Gene set enrichment analysis

The enrichment of identified upregulated and downregulated gene set identified using the discovery set was assessed in TCGA cohorts using GSEA v2.2.2. GSEA computes the enrichment score by applying weighted Kolmogorov−Smirnov statistic to a running sum of the ranked list with 1000 permutations. The enrichment score (ES) was further normalized to account for the size of each inputted gene set. The false discovery rates (FDR) <0.001 were assumed to be statistically significant.

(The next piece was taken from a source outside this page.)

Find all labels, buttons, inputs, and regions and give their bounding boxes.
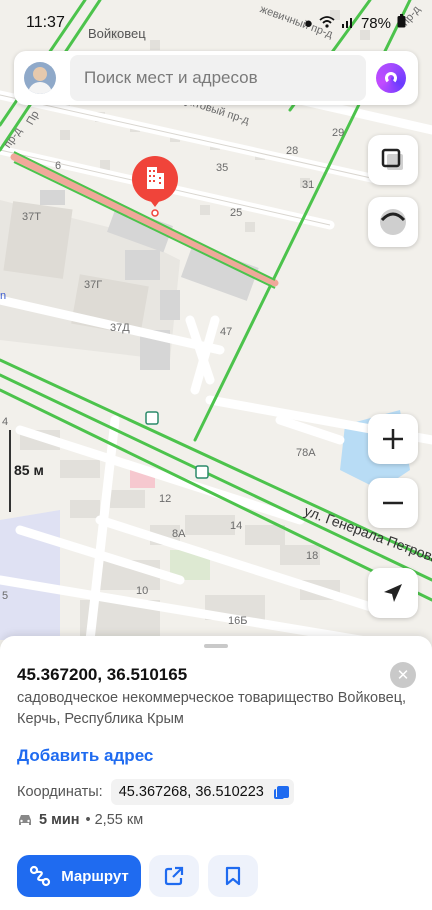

EPPI classifier validation and its prognostic evaluation

To validate the prognostic value of the EPPI in predicting OS and RFS, normalized gene expression profiles (log2 transformed) from eight independent microarray data sets across four different platforms of Affymetrix (HG-U133A and HG-U133_Plus_2), Illumina (HumanWG-6 v3.0 Expression), and Agilent (014850 Whole Human Genome Microarray 4 × 44K G4112F) were downloaded via the GEO repository directly. For all validation cohorts, manual curation was done to select only primary tumors resected from stage IA to IIB (early-stage) patients and the survival data were censored at 10 years follow-up post surgery. Using a Spearman rank correlation as a distance metric selection, an unsupervised hierarchical clustering algorithm was first performed to test the prognostic value of the EPPI signature in the validation cohort (Supplementary Fig. 1) using the Institute of Genomic Research MultiExperiment Viewer (TIGR MeV) version 10.2 software. The EPPI risk score of each patient was then computed and used to divide patients into low and high-risk group based on the optimal cutoff score identified in each data set. The optimal cutoff EPPI risk score, which is defined as the score with the most significant split using log-rank test, was determined using the Cutoff Finder algorithm40.

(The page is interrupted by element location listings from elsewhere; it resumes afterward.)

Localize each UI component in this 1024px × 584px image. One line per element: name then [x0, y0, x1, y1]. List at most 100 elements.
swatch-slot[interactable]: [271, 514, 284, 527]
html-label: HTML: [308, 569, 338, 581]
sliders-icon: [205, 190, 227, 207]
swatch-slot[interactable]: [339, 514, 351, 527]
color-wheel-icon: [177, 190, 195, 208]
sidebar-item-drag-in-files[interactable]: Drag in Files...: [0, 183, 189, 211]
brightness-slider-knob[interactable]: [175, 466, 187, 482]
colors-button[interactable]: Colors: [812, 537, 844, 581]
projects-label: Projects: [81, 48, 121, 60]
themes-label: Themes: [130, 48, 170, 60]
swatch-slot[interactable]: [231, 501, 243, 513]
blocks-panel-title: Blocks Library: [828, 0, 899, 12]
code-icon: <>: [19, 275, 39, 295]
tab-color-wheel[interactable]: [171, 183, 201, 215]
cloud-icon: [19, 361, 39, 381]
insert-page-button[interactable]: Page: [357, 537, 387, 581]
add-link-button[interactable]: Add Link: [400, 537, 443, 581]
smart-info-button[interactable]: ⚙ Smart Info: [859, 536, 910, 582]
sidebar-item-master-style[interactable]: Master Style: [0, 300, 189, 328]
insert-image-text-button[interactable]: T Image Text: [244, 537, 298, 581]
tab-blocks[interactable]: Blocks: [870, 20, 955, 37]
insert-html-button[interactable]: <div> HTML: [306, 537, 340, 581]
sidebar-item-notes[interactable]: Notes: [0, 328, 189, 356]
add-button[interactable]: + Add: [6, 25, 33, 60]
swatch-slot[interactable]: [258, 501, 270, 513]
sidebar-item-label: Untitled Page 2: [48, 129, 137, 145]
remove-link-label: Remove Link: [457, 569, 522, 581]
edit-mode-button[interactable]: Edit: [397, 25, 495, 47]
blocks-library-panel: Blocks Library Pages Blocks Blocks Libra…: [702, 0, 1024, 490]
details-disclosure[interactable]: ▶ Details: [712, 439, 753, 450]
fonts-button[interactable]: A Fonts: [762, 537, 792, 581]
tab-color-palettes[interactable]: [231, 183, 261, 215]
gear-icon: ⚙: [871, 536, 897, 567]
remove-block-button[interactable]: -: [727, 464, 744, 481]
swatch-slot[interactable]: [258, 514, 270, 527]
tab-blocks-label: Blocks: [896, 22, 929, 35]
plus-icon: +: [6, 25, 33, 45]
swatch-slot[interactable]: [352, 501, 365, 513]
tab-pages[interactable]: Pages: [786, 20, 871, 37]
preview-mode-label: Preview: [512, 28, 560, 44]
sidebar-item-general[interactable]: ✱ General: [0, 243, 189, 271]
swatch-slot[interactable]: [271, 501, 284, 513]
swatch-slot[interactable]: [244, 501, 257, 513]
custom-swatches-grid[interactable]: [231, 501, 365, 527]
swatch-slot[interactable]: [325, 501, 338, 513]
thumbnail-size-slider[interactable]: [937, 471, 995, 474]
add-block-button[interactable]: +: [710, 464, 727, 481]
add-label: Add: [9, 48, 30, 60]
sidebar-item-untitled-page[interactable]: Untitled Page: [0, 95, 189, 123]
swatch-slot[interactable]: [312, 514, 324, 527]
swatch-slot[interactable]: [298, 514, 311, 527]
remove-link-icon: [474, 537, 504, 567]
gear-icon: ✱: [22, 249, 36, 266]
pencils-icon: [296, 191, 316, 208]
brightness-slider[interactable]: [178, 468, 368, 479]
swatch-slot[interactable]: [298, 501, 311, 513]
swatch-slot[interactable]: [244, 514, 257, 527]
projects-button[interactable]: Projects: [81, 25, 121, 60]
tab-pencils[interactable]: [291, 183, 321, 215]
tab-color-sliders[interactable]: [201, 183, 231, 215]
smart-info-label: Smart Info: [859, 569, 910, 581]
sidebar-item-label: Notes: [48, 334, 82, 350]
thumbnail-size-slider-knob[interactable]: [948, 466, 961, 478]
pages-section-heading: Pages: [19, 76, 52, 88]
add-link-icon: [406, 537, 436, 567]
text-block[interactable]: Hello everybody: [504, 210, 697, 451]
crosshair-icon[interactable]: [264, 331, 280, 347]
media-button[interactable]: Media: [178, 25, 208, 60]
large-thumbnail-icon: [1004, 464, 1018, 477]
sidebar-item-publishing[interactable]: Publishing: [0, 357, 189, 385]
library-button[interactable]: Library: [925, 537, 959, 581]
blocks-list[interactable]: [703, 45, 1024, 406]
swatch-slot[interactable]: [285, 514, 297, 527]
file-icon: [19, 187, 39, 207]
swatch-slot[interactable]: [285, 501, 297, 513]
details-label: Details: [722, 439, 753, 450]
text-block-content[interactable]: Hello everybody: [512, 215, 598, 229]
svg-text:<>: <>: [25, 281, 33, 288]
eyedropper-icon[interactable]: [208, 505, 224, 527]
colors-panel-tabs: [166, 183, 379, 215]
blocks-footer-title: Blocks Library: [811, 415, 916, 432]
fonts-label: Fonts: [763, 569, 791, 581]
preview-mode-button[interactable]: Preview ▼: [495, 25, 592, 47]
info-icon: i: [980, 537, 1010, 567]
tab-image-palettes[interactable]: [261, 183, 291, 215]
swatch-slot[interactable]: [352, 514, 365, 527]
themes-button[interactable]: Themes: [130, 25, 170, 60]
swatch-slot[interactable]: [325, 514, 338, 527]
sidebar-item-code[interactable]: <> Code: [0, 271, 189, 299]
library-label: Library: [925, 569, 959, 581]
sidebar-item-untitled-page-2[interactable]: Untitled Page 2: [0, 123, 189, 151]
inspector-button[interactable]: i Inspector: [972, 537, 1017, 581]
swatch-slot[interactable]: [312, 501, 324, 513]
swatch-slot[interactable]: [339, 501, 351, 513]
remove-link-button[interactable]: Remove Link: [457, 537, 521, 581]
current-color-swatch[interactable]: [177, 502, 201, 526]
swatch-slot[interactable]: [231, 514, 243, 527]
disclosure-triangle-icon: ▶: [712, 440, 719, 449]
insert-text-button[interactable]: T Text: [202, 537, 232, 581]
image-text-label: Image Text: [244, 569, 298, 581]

Personalized EPPI risk score and gene expression heat maps

The regression coefficient of each EPPI gene was derived from 489 early-stage NSCLC patients who had complete survival information from the initial discovery set. The EPPI risk score was calculated as a sum of multiplication of the expression level of each EPPI gene and its respective Cox regression coefficient identified from the discovery set (EPPI risk score = 29+∑ (expression level of gene) X (Cox regression coefficient)). Each Cox regression coefficient used for EPPI risk score computation is shown in Supplementary Table 3. A constant was added to ensure all scores are positive. The risk score generated for each patient in the discovery set was visualized with a personalized two-dimensional heatmap using Gene-E open software (Broad Institute).

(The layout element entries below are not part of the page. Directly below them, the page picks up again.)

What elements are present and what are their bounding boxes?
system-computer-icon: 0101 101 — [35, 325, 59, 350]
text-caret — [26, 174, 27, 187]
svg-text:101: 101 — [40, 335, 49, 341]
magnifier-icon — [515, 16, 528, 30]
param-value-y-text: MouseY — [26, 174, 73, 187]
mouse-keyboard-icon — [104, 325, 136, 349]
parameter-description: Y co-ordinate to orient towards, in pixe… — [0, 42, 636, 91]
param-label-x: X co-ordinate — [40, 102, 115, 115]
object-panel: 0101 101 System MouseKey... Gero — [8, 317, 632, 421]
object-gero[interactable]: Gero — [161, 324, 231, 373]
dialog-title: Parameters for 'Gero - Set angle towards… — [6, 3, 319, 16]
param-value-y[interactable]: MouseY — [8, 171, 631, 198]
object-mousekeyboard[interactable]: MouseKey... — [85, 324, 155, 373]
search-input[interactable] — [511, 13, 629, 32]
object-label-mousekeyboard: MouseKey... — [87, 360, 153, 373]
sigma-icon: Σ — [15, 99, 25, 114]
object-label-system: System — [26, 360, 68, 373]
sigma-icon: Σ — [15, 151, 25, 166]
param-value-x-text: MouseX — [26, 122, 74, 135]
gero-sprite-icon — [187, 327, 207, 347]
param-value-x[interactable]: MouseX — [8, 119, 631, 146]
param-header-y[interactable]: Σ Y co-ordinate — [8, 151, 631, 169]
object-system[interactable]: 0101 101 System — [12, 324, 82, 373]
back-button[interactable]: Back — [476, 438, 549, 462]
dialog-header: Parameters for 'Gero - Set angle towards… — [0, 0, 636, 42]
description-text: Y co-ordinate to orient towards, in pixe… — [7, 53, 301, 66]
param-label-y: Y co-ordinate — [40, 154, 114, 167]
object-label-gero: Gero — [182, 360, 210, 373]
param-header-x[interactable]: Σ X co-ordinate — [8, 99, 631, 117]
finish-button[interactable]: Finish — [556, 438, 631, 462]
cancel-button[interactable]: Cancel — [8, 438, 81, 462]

Time-dependent ROC, AUC, and survival analyses

Time-dependent receiver operator characteristic (ROC) and area under the curve (AUC) were computed using the survivalROC package41 in R. OS and RFS time were computed from the date of surgery until death and relapse of last follow-up contact, respectively. For all survival analyses in this study, both univariate and multivariate Cox proportional hazards model and Kaplan−Meier (KM) survival curves were used via the survival package in R/Bioconductor42. Hazard ratios were adjusted for available clinical variables in each data set such as smoking status, gender, age at diagnosis, histology and tumor stage. The Cox proportional hazard assumption was checked by Schoenfeld test using cox.zph function in survival library42.

Data availability

Data for all the bioinformatics analyses using open-source R packages have been described throughout the text and are available under accession codes GSE10245, GSE10445, GSE10799, GSE12667, GSE18842, GSE19188, GSE28571, GSE31210, GSE33356, GSE50081, GSE3141, GSE37745, GSE30219, GSE68465, GSE4573, GSE42127, GSE41271, and GSE11969 from the National Center for Biotechnology Information Gene Expression Omnibus (GEO). All the statistical analyses have been performed using open-source R packages and described in Methods section. All other data associated with this work are available in the Supplementary Information or from the corresponding author upon reasonable request.